On May 19, Los Angeles became the latest city to raise the minimum wage for hourly workers. The $15 figure kicks in by 2020, and after that the hourly rate is indexed to the rate of inflation.
The city joins Maryland, Nebraska, Alaska, South Dakota, and Illinois, as well as cities San Francisco and Seattle, in raising the minimum hourly wage to some extent in the last year or so. Officially, the National Retail Federation opposes legislating a rate for hourly workers, while workers' advocates say that current rates fail to provide a living wage.
But what does it mean for retailers?
Retailers are following suit
Wal-Mart Stores, Inc., as the nation’s largest retailer, shocked many with its announcement earlier this year that it would raise its hourly pay. Still, the retailer’s pay doesn’t approach the minimums that are passing in some areas of the U.S., or the $15 an hour for which many Wal-Mart store workers have demonstrated.
Retailers like Target and T.J. Maxx parent TJX followed Wal-Mart in announcing minimum pay raises. Gap Inc. announced last year that it would bump its hourly to $10, and Ikea made the bold move of tying its hourly pay to a location-based living wage calculator.
But the gold standard of hourly pay and benefits remains in Costco’s court. And it’s no accident that Costco is also a retailer that consistently reports happy workers, lower turnover, and financial success even in a bumpy economy, experts say.
“Costco keeps making money because they load those aisles with really high value merchandise and pay their associates a lot of money,” Columbia University business school professor of retail studies Mark Cohen told Retail Dive. “And Costco’s associates are helpful and informed, as opposed to nasty, hostile, or absent.”
Better wages, better workers
It’s been a long time coming, but the employment rate is at the point where most retailers must offer better hourly wages, even if they haven’t declared any new minimums, because people looking for work have more options.
But desperation or good public relations aren’t the key reasons to offer decent wages and a good working environment, says Massachusetts Institute of Technology researcher and retail expert Zeynep Ton.
Ton studied Costco, Trader Joe’s, QuikTrip (a U.S. chain of convenience stores with gas stations), and Mercadona (Spain’s largest supermarket chain) and says the results of those four retail companies defy the traditional argument that retailers have to raise prices — or lose money — in order to pay higher wages. Rather, they treat the money spent on workers as a strategic investment and design operational systems that enable their workers to be more productive. That allows all four to pay better than their competitors while also offering low prices and pleasing shareholders.

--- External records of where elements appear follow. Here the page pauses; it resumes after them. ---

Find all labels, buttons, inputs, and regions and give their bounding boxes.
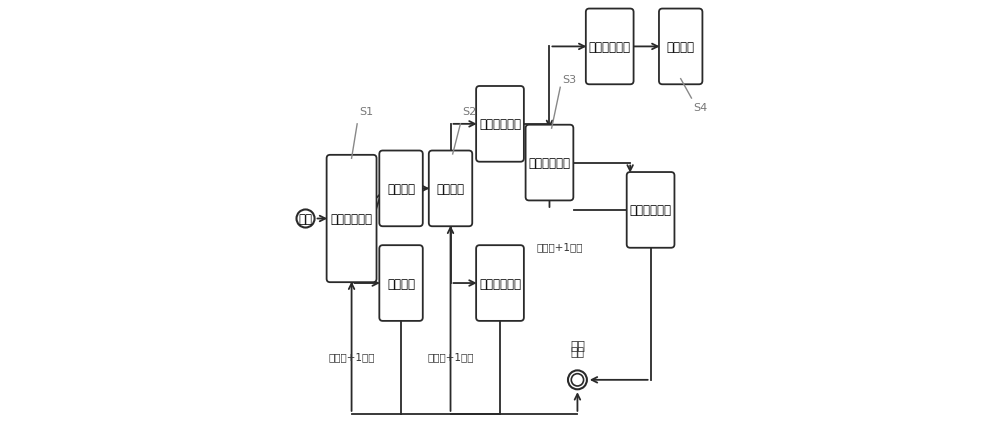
Text: S2: S2 bbox=[462, 107, 476, 117]
FancyBboxPatch shape bbox=[327, 155, 377, 283]
Circle shape bbox=[297, 210, 315, 228]
Text: 计数器+1重试: 计数器+1重试 bbox=[427, 351, 474, 361]
Text: 会话密钥分配: 会话密钥分配 bbox=[528, 157, 570, 170]
Text: 计数器+1重试: 计数器+1重试 bbox=[537, 242, 583, 252]
Text: 失败: 失败 bbox=[570, 339, 585, 352]
Text: 检查完成: 检查完成 bbox=[387, 183, 415, 195]
FancyBboxPatch shape bbox=[379, 151, 423, 227]
Text: 检查失败: 检查失败 bbox=[387, 277, 415, 290]
FancyBboxPatch shape bbox=[476, 87, 524, 162]
Text: 密钥分配完成: 密钥分配完成 bbox=[589, 41, 631, 54]
Circle shape bbox=[568, 371, 587, 389]
FancyBboxPatch shape bbox=[586, 10, 634, 85]
FancyBboxPatch shape bbox=[526, 125, 573, 201]
Text: 安全通信: 安全通信 bbox=[667, 41, 695, 54]
Text: 密钥分配失败: 密钥分配失败 bbox=[630, 204, 672, 217]
Text: 时钟同步完成: 时钟同步完成 bbox=[479, 118, 521, 131]
Text: S3: S3 bbox=[562, 74, 577, 85]
Text: 失败: 失败 bbox=[570, 346, 584, 359]
FancyBboxPatch shape bbox=[627, 173, 674, 248]
Text: 时钟同步失败: 时钟同步失败 bbox=[479, 277, 521, 290]
Circle shape bbox=[571, 374, 584, 386]
FancyBboxPatch shape bbox=[379, 246, 423, 321]
Text: S1: S1 bbox=[359, 107, 373, 117]
FancyBboxPatch shape bbox=[659, 10, 702, 85]
Text: 计数器+1重试: 计数器+1重试 bbox=[328, 351, 375, 361]
FancyBboxPatch shape bbox=[476, 246, 524, 321]
Text: S4: S4 bbox=[694, 102, 708, 113]
Text: 安全启动检查: 安全启动检查 bbox=[331, 212, 373, 226]
Text: 时钟同步: 时钟同步 bbox=[437, 183, 465, 195]
Text: 开始: 开始 bbox=[299, 212, 313, 226]
FancyBboxPatch shape bbox=[429, 151, 472, 227]
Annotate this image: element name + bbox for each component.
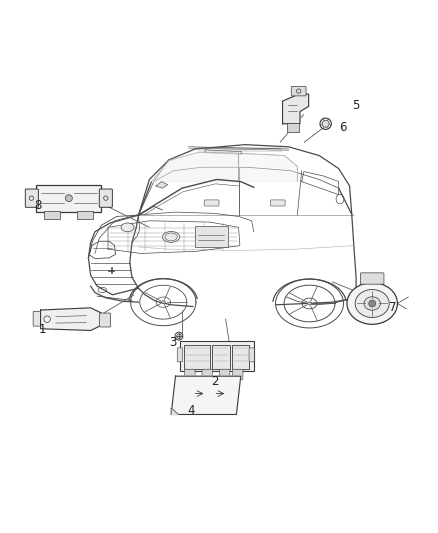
FancyBboxPatch shape bbox=[204, 200, 219, 206]
Ellipse shape bbox=[364, 297, 380, 310]
FancyBboxPatch shape bbox=[249, 348, 254, 362]
Ellipse shape bbox=[161, 301, 165, 304]
Polygon shape bbox=[41, 308, 102, 330]
Text: 8: 8 bbox=[35, 199, 42, 212]
FancyBboxPatch shape bbox=[44, 211, 60, 220]
Ellipse shape bbox=[355, 289, 389, 318]
Ellipse shape bbox=[322, 120, 329, 127]
FancyBboxPatch shape bbox=[287, 123, 299, 132]
FancyBboxPatch shape bbox=[185, 369, 195, 379]
FancyBboxPatch shape bbox=[270, 200, 285, 206]
Polygon shape bbox=[239, 154, 297, 182]
Ellipse shape bbox=[347, 282, 397, 324]
FancyBboxPatch shape bbox=[360, 273, 384, 284]
Bar bbox=[195, 226, 228, 247]
Circle shape bbox=[65, 195, 72, 201]
Text: 2: 2 bbox=[211, 375, 219, 389]
FancyBboxPatch shape bbox=[184, 345, 210, 369]
Ellipse shape bbox=[162, 231, 180, 243]
FancyBboxPatch shape bbox=[99, 189, 113, 207]
Bar bbox=[180, 341, 254, 371]
FancyBboxPatch shape bbox=[77, 211, 93, 220]
FancyBboxPatch shape bbox=[36, 184, 102, 212]
Circle shape bbox=[369, 300, 376, 307]
Polygon shape bbox=[205, 150, 242, 154]
FancyBboxPatch shape bbox=[291, 86, 306, 96]
FancyBboxPatch shape bbox=[232, 345, 250, 369]
FancyBboxPatch shape bbox=[25, 189, 39, 207]
FancyBboxPatch shape bbox=[33, 311, 43, 326]
FancyBboxPatch shape bbox=[177, 348, 183, 362]
Polygon shape bbox=[171, 376, 241, 415]
FancyBboxPatch shape bbox=[212, 345, 230, 369]
Ellipse shape bbox=[177, 334, 181, 338]
Ellipse shape bbox=[121, 223, 134, 232]
Polygon shape bbox=[283, 94, 309, 124]
Text: 4: 4 bbox=[187, 403, 194, 417]
Ellipse shape bbox=[307, 302, 311, 305]
FancyBboxPatch shape bbox=[99, 313, 111, 327]
Text: 3: 3 bbox=[170, 336, 177, 349]
Ellipse shape bbox=[320, 118, 331, 130]
Ellipse shape bbox=[175, 332, 183, 340]
Polygon shape bbox=[156, 182, 168, 188]
Text: 1: 1 bbox=[39, 323, 46, 336]
Text: 7: 7 bbox=[389, 301, 397, 314]
FancyBboxPatch shape bbox=[219, 369, 230, 379]
Polygon shape bbox=[152, 152, 239, 182]
Text: 6: 6 bbox=[339, 121, 347, 134]
Polygon shape bbox=[171, 408, 179, 415]
FancyBboxPatch shape bbox=[202, 369, 212, 379]
FancyBboxPatch shape bbox=[233, 369, 243, 379]
Text: 5: 5 bbox=[353, 99, 360, 112]
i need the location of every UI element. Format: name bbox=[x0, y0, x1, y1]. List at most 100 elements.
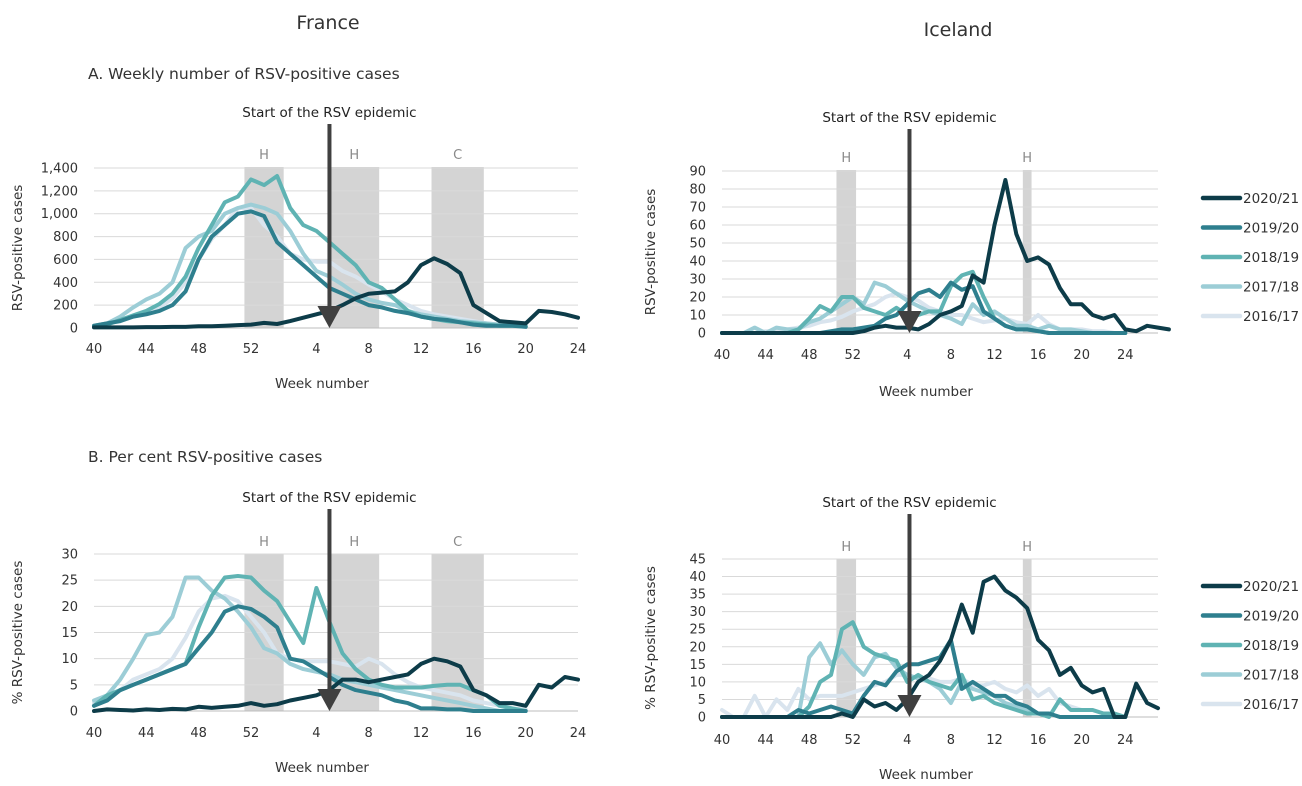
y-tick-label: 10 bbox=[689, 309, 706, 324]
y-tick-label: 15 bbox=[689, 658, 706, 673]
country-title-france: France bbox=[296, 12, 359, 34]
y-tick-label: 20 bbox=[61, 600, 78, 615]
x-tick-label: 48 bbox=[801, 348, 818, 363]
legend-label: 2017/18 bbox=[1243, 668, 1299, 684]
x-tick-label: 20 bbox=[1073, 733, 1090, 748]
x-tick-label: 16 bbox=[1030, 733, 1047, 748]
series-line-2017-18 bbox=[92, 575, 528, 713]
x-axis-title: Week number bbox=[879, 767, 973, 782]
x-tick-label: 40 bbox=[714, 348, 731, 363]
y-axis-title: RSV-positive cases bbox=[643, 189, 659, 316]
y-tick-label: 10 bbox=[61, 652, 78, 667]
holiday-shade bbox=[431, 167, 484, 328]
y-tick-label: 80 bbox=[689, 183, 706, 198]
x-tick-label: 44 bbox=[757, 733, 774, 748]
x-tick-label: 8 bbox=[947, 733, 955, 748]
x-tick-label: 4 bbox=[903, 348, 911, 363]
y-tick-label: 90 bbox=[689, 165, 706, 180]
x-axis-title: Week number bbox=[879, 384, 973, 400]
epidemic-start-label: Start of the RSV epidemic bbox=[242, 490, 416, 506]
y-tick-label: 45 bbox=[689, 553, 706, 568]
y-tick-label: 70 bbox=[689, 201, 706, 216]
series-line-2019-20 bbox=[92, 209, 528, 329]
holiday-label: H bbox=[1022, 151, 1032, 166]
x-tick-label: 24 bbox=[570, 726, 587, 741]
x-tick-label: 12 bbox=[413, 726, 430, 741]
epidemic-start-label: Start of the RSV epidemic bbox=[242, 105, 416, 121]
holiday-label: H bbox=[349, 535, 359, 550]
x-tick-label: 16 bbox=[1030, 348, 1047, 363]
series-line-2020-21 bbox=[92, 656, 580, 713]
x-tick-label: 8 bbox=[365, 726, 373, 741]
epidemic-start-arrow-head bbox=[317, 306, 342, 328]
legend-label: 2020/21 bbox=[1243, 191, 1299, 207]
holiday-shade bbox=[1022, 559, 1032, 717]
y-axis-title: % RSV-positive cases bbox=[10, 561, 26, 705]
y-tick-label: 800 bbox=[53, 230, 78, 245]
epidemic-start-arrow-head bbox=[897, 311, 922, 333]
x-tick-label: 8 bbox=[365, 342, 373, 357]
y-tick-label: 20 bbox=[689, 640, 706, 655]
legend-label: 2020/21 bbox=[1243, 579, 1299, 595]
x-tick-label: 24 bbox=[570, 342, 587, 357]
panel-title-a: A. Weekly number of RSV-positive cases bbox=[88, 65, 400, 83]
y-tick-label: 1,000 bbox=[41, 207, 78, 222]
y-tick-label: 25 bbox=[61, 574, 78, 589]
x-tick-label: 4 bbox=[312, 726, 320, 741]
epidemic-start-arrow-head bbox=[897, 695, 922, 717]
x-tick-label: 48 bbox=[190, 726, 207, 741]
x-tick-label: 16 bbox=[465, 726, 482, 741]
holiday-shade bbox=[244, 167, 284, 328]
holiday-label: C bbox=[453, 535, 462, 550]
x-tick-label: 4 bbox=[312, 342, 320, 357]
legend-label: 2018/19 bbox=[1243, 638, 1299, 654]
y-tick-label: 10 bbox=[689, 675, 706, 690]
x-tick-label: 24 bbox=[1117, 733, 1134, 748]
y-tick-label: 200 bbox=[53, 299, 78, 314]
country-title-iceland: Iceland bbox=[924, 19, 993, 41]
x-axis-title: Week number bbox=[275, 760, 369, 776]
x-tick-label: 48 bbox=[801, 733, 818, 748]
x-axis-title: Week number bbox=[275, 376, 369, 392]
y-tick-label: 5 bbox=[70, 678, 78, 693]
y-tick-label: 30 bbox=[61, 548, 78, 563]
legend-label: 2017/18 bbox=[1243, 280, 1299, 296]
legend-is_a: 2020/21 2019/20 2018/19 2017/18 2016/17 bbox=[1200, 191, 1299, 325]
holiday-label: H bbox=[841, 540, 851, 555]
x-tick-label: 52 bbox=[243, 342, 260, 357]
y-tick-label: 50 bbox=[689, 237, 706, 252]
epidemic-start-label: Start of the RSV epidemic bbox=[822, 495, 996, 511]
x-tick-label: 52 bbox=[845, 733, 862, 748]
y-tick-label: 5 bbox=[698, 693, 706, 708]
series-line-2016-17 bbox=[92, 593, 528, 712]
legend-is_b: 2020/21 2019/20 2018/19 2017/18 2016/17 bbox=[1200, 579, 1299, 713]
y-tick-label: 400 bbox=[53, 276, 78, 291]
x-tick-label: 44 bbox=[138, 726, 155, 741]
y-tick-label: 30 bbox=[689, 273, 706, 288]
y-tick-label: 40 bbox=[689, 255, 706, 270]
legend-label: 2018/19 bbox=[1243, 250, 1299, 266]
holiday-shade bbox=[836, 170, 857, 333]
x-tick-label: 12 bbox=[986, 733, 1003, 748]
holiday-label: H bbox=[841, 151, 851, 166]
x-tick-label: 44 bbox=[757, 348, 774, 363]
y-tick-label: 1,200 bbox=[41, 184, 78, 199]
x-tick-label: 8 bbox=[947, 348, 955, 363]
y-tick-label: 35 bbox=[689, 588, 706, 603]
x-tick-label: 20 bbox=[1073, 348, 1090, 363]
y-tick-label: 60 bbox=[689, 219, 706, 234]
x-tick-label: 16 bbox=[465, 342, 482, 357]
y-axis-title: % RSV-positive cases bbox=[643, 566, 659, 710]
y-axis-title: RSV-positive cases bbox=[10, 185, 26, 312]
x-tick-label: 52 bbox=[243, 726, 260, 741]
legend-label: 2016/17 bbox=[1243, 697, 1299, 713]
series-line-2017-18 bbox=[720, 280, 1128, 335]
x-tick-label: 52 bbox=[845, 348, 862, 363]
x-tick-label: 4 bbox=[903, 733, 911, 748]
holiday-label: C bbox=[453, 148, 462, 163]
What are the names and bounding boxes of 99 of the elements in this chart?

“They have high productivity, great customer service, healthy growth, and excellent returns to their investors,” Ton wrote in Forbes. “They compete head-on with companies that spend far less on their employees, and they win.”
Is there fat to trim elsewhere?
Paying store associates is one of the biggest costs for any retailer, if not the biggest. While retailers often say that paying workers more will cut into the bottom line, there may be room to trim other costs around employment.
Many retailers have attempted to address that by employing software that uses algorithms to make staffing more efficient — a practice known as “just-in-time scheduling.” That’s also making life difficult for workers who are trying to manage their households, attend school, work additional jobs, or earn enough money to get by, and advocates and some lawmakers have condemned the practice.
But there’s still plenty of wasted energy when it comes to recruiting, hiring, and scheduling store employees, says Steven Kramer, founder and CEO of WorkJam. The year-old Montreal-based company has developed software that uses data from employees and the retailer itself, store by store, to help companies more strategically hire, pay, promote, and schedule workers.
Right now, those processes can often be cumbersome, fail to be based on good data, vary from store to store, and create havoc and expense for both employees and the store, Kramer says. And if a retailer is faced with a wage hike — whether it’s driven by legislation, corporate headquarters, or the economy — it helps to have what Ton would call better operational design.
“We are connecting dots and providing data that doesn’t exist right now,” he told Retail Dive. “The consistency and quality of hires from one store to another is very low, because managers are making subjective decisions rather than data-based ones. Yet the way that you try to find employees right now hasn’t had a lot of innovation, and to find a job as an hourly worker is very difficult.”
WorkJam has a free app that allows employees to look for retail, restaurant, and other hourly jobs. Workers who have earned badges for credit-worthy job performance measures like punctuality or good customer service can carry those badges to their next job interview.
In fact, Kramer says that worker empowerment is a millennial concept that actually has its place in a well-run store or e-commerce operation as long as it’s based on data factors that are meaningful to employers’ needs.
“Employees want more control and more collaboration,” he says. “Giving certain employees more say in their schedules, for example, so they can trade shifts with peers without consulting with a manager, could cut down on costs. The amount of texting and phone calls that happens between managers and employees is amazing. And I think in the end happier employees make for better employees as well.”